When is a good economy not a good economy?


Why isn't President Bush getting credit for the booming economy?

The reason is simple: the average American isn't benefiting. In fact, in significant ways, we seem to be going backward even as the positive economic numbers pour it.

Wages aren't going up, and employers are cutting back on fringe benefits- including one of the basic necessities, health insurance. This is not a scenario which lends to a perception of prosperity. And for those of us without health insurance, it is also a scenario which attacks our quality of life in a direct, obvious, and deadly serious way: it often means going without needed medications and maybe even basic health care.

As resistant as I am to the notion of single-payer national healthcare such as Canada and Great Britain have (Canadians, for example, die waiting for routine diagnostic tests their system simply can't make widely available; every system rations health care in some way). something is going to have to be done to ensure that not just lower income people, but average working Americans, have access again to adequate health care. If the customary role of employers in providing adequate health insurance (or alternatively wages astronomically higher than otherwise so that people can buy it themselves, a far less likely scenario) is going to go by the boards, then some other solution isn going to have to be found. One thing is certain: it will soon be politically impossible to avoid a clamor for a solution in which government plays a prominent role not only for senior citizens, but for all of us.

Avoiding the Canadian/British single-payer model- the one most of the industrialized world has adopted- is going to mean coming up with a practical alternative.

Comments

Anonymous said…
Mr. Waters,

I call your attention to these ideas regarding healthcare costs.
Anonymous said…
When is a good economy not a good economy?

Do you really want to know?
Better than nothing, I suppose. But it does very little to get most people who are without coverage due to cutbacks by employers covered.

Tax credits are great. But the cost of non-group health insurance is astronomical. Rep. Paul deserves credit for trying, but his suggestion doesn't even begin to be an answer to the problem.
Anonymous said…
I hesitate to comment on subjects where my knowledge is limited, but I wanted to throw this in.

Your point about "the cost of non-group health insurance" is key. The cost of insurance goes down as the pool of insured goes up, and then only if the pool includes more healthy people.

Unhealthy people, acting rationally, will try to sign up for insurance. Healthy people, acting rationally, will try to avoid this. There's the rub.

Insurance companies prefer healthy (low-cost) patients, and will compete for them. For the not-so-healthy, it's not-so-fun.

Some non-full-disclosure here: I am not a healthy person. I have a chronic condition that can be addressed with ongoing treatments. Even these treatments do not preclude the chance of developing related complications. So I pay more for medical expenses than most; and in the future, those costs are likely to increase.

It's a genetic thing, nary a thing I could do to prevent it.

Now, as I see it, that's the consumer's cost. The "price" of the care is the other factor. I have no idea how to even begin looking at controlling that.

- Scott H
I'm also in pretty much the same boat, Scott. And so is my wife.

Especially for those of us in that boat, the experience of being without health insurance when you need to be on several different medications is not a good one. The experience of having a mere doctor's visit be a major expense isn't particularly enjoyable, either.
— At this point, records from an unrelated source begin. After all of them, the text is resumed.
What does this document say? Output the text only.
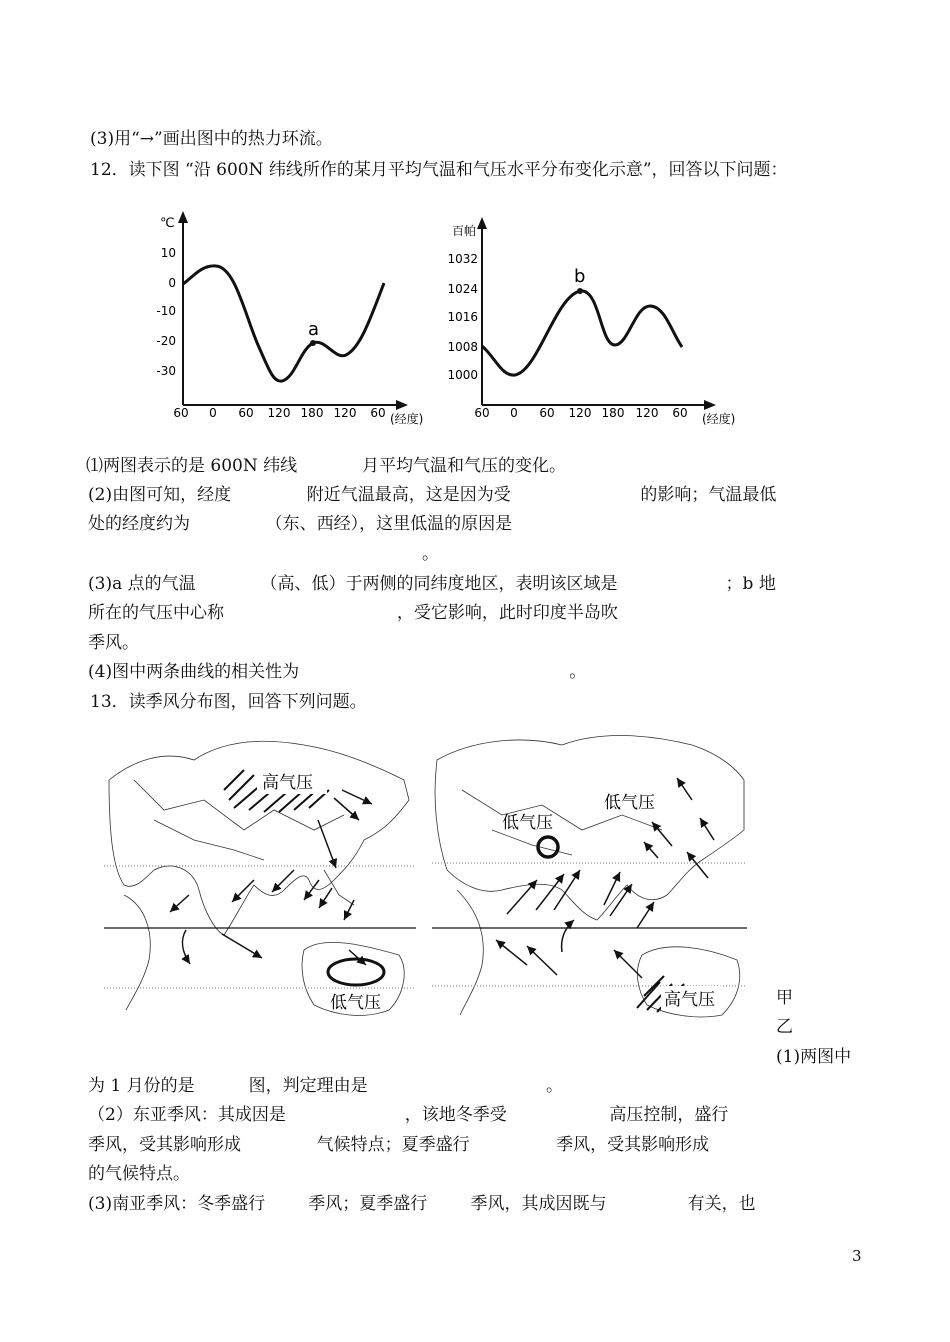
(3)用“→”画出图中的热力环流。
12．读下图 “沿 600N 纬线所作的某月平均气温和气压水平分布变化示意”，回答以下问题：
℃
10
0
-10
-20
-30
60 0 60 120 180 120 60 (经度)
a
百帕
1032
1024
1016
1008
1000
60 0 60 120 180 120 60 (经度)
b
⑴两图表示的是 600N 纬线            月平均气温和气压的变化。
(2)由图可知，经度              附近气温最高，这是因为受                        的影响；气温最低
处的经度约为              （东、西经），这里低温的原因是
。
(3)a 点的气温            （高、低）于两侧的同纬度地区，表明该区域是                    ；b 地
所在的气压中心称                                ，受它影响，此时印度半岛吹
季风。
(4)图中两条曲线的相关性为                                                  。
13．读季风分布图，回答下列问题。
高气压
低气压
低气压
低气压
高气压	甲
乙
(1)两图中
为 1 月份的是          图，判定理由是                                 。
（2）东亚季风：其成因是                      ，该地冬季受                   高压控制，盛行
季风，受其影响形成              气候特点；夏季盛行                季风，受其影响形成
的气候特点。
(3)南亚季风：冬季盛行        季风；夏季盛行        季风，其成因既与               有关，也
3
Right now I'm on one of about seven or eight different medications I should be on, and some of the things that are going unaddressed are potentially life-threatening. There are hundreds of thousands of Americans in the same boat. Some sort of solution is going to have to be found.

Inefficiency aside, people are understandably reluctant to pay other people's medical bills through taxes. Gov. Romney has suggested requiring people to have health insurance, and billing or even garnishing the wages of people who "can afford" health insurance, don't have it, and use public facilities instead. I'm not sure who decides who can afford what, and the idea of billing or garnishing the wages of people who are trying to make ends meet for basic health care strikes me as rather heartless.
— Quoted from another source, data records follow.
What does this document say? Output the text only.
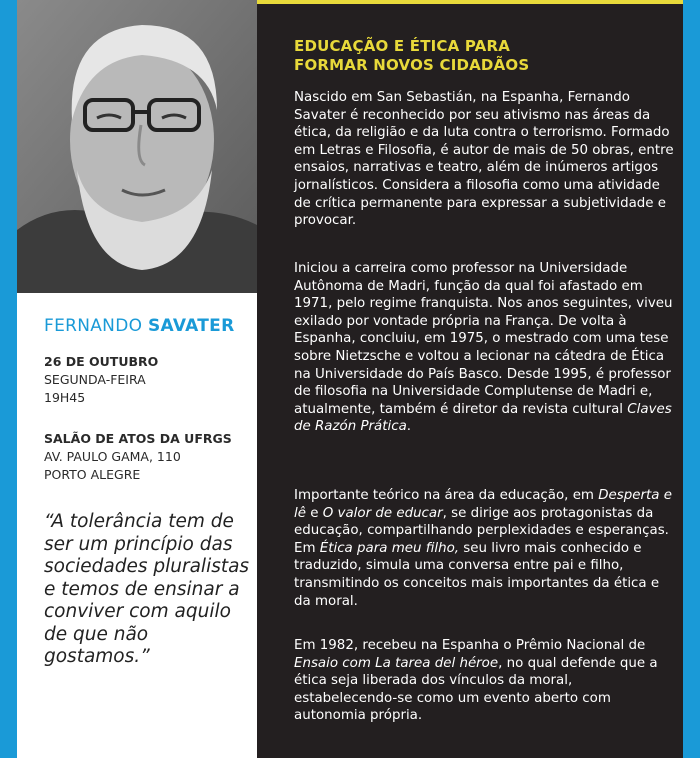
FERNANDO SAVATER
26 DE OUTUBRO
SEGUNDA-FEIRA
19H45
SALÃO DE ATOS DA UFRGS
AV. PAULO GAMA, 110
PORTO ALEGRE
“A tolerância tem de ser um princípio das sociedades pluralistas e temos de ensinar a conviver com aquilo de que não gostamos.”
EDUCAÇÃO E ÉTICA PARA
FORMAR NOVOS CIDADÃOS
Nascido em San Sebastián, na Espanha, Fernando Savater é reconhecido por seu ativismo nas áreas da ética, da religião e da luta contra o terrorismo. Formado em Letras e Filosofia, é autor de mais de 50 obras, entre ensaios, narrativas e teatro, além de inúmeros artigos jornalísticos. Considera a filosofia como uma atividade de crítica permanente para expressar a subjetividade e provocar.
Iniciou a carreira como professor na Universidade Autônoma de Madri, função da qual foi afastado em 1971, pelo regime franquista. Nos anos seguintes, viveu exilado por vontade própria na França. De volta à Espanha, concluiu, em 1975, o mestrado com uma tese sobre Nietzsche e voltou a lecionar na cátedra de Ética na Universidade do País Basco. Desde 1995, é professor de filosofia na Universidade Complutense de Madri e, atualmente, também é diretor da revista cultural Claves de Razón Prática.
Importante teórico na área da educação, em Desperta e lê e O valor de educar, se dirige aos protagonistas da educação, compartilhando perplexidades e esperanças. Em Ética para meu filho, seu livro mais conhecido e traduzido, simula uma conversa entre pai e filho, transmitindo os conceitos mais importantes da ética e da moral.
Em 1982, recebeu na Espanha o Prêmio Nacional de Ensaio com La tarea del héroe, no qual defende que a ética seja liberada dos vínculos da moral, estabelecendo-se como um evento aberto com autonomia própria.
I really don't know what the answer is, but I do know that enough people are suffering the consequences of the current situation that it just isn't going to be politically possible for very long not to address it.
Anonymous said…
My payroll-deduction for my employer-based healthcare went up almost 1300% last year.

That is not a typo.

Admittedly, the deduction was absurdly low. Now it appears to be more-or-less equitable with other insurance. But another increase like that and I'll have to look seriously at reducing my coverage. And with that would come a commensurate increased risk of complications.
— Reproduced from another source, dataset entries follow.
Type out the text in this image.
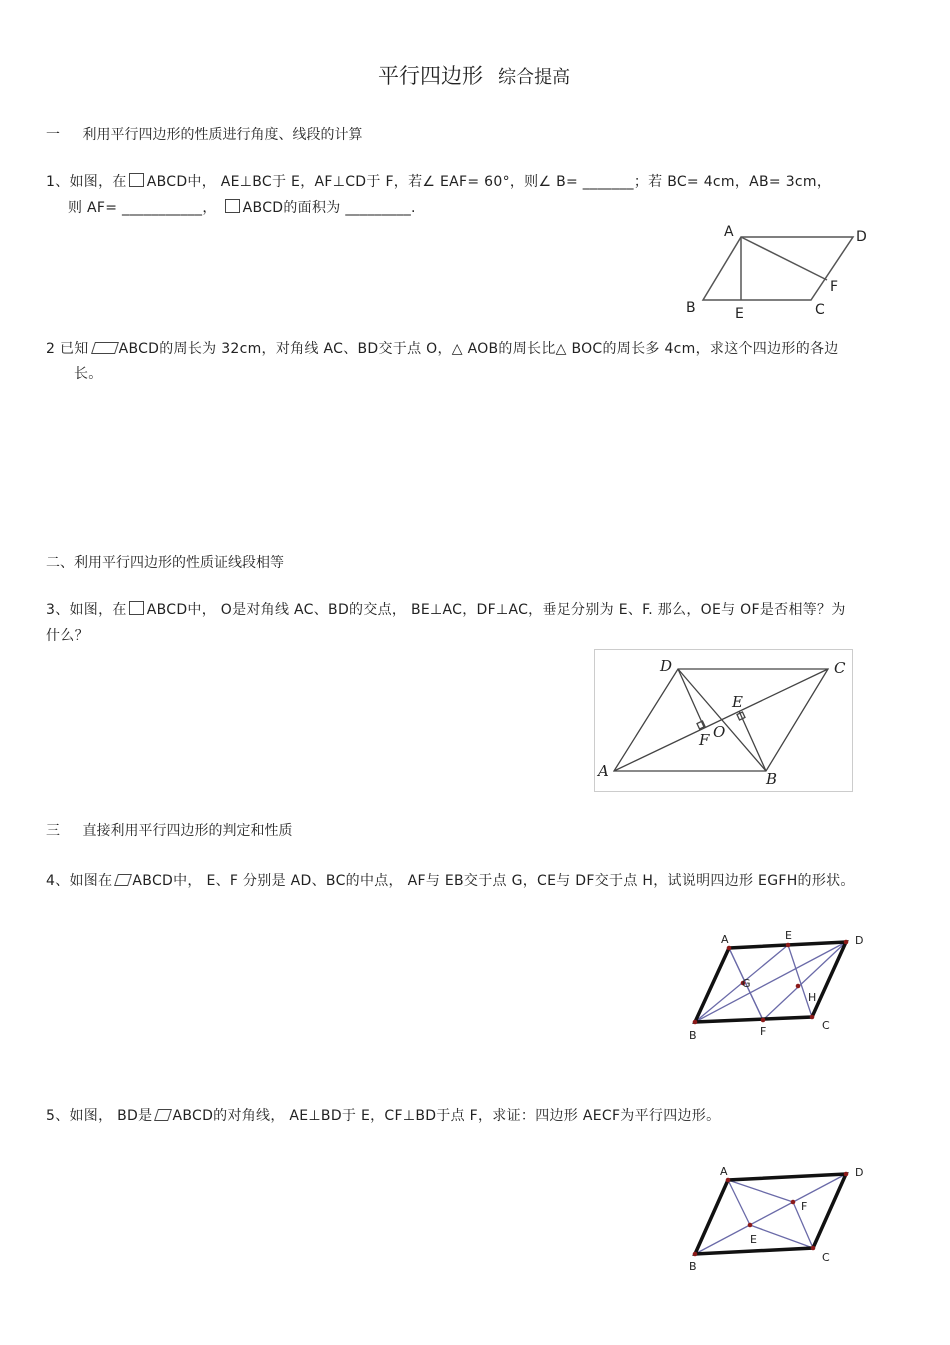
平行四边形 综合提高
一 利用平行四边形的性质进行角度、线段的计算
1、如图，在 ABCD中， AE⊥BC于 E，AF⊥CD于 F，若∠ EAF= 60°，则∠ B= _______；若 BC= 4cm，AB= 3cm，
则 AF= ___________， ABCD的面积为 _________.
A	D
F
B	E	C
2 已知 ABCD的周长为 32cm，对角线 AC、BD交于点 O，△ AOB的周长比△ BOC的周长多 4cm，求这个四边形的各边
长。
二、利用平行四边形的性质证线段相等
3、如图，在 ABCD中， O是对角线 AC、BD的交点， BE⊥AC，DF⊥AC，垂足分别为 E、F. 那么，OE与 OF是否相等？为
什么？
D	C
E
O
F
A	B
三 直接利用平行四边形的判定和性质
4、如图在 ABCD中， E、F 分别是 AD、BC的中点， AF与 EB交于点 G，CE与 DF交于点 H，试说明四边形 EGFH的形状。
A	E	D
G
H
B	F	C
5、如图， BD是 ABCD的对角线， AE⊥BD于 E，CF⊥BD于点 F，求证：四边形 AECF为平行四边形。
A	D
F
E
B
C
Aside from that, I'm sorry to hear of your situation. Please know that your are in my thoughts and prayers.

I hope that Mitt Romney's experiment provides some better indication of how we might improve the current situation. In this we agree: the current situation is not sustainable.

- Scott H
That was an indeed a remarkable- though not entirely germane- rant you linked to, Steve.
Anonymous said…
That was an indeed a remarkable- though not entirely germane- rant you linked to, Steve.

Me?

This would be the second time you called me Steve. I'm Jeff.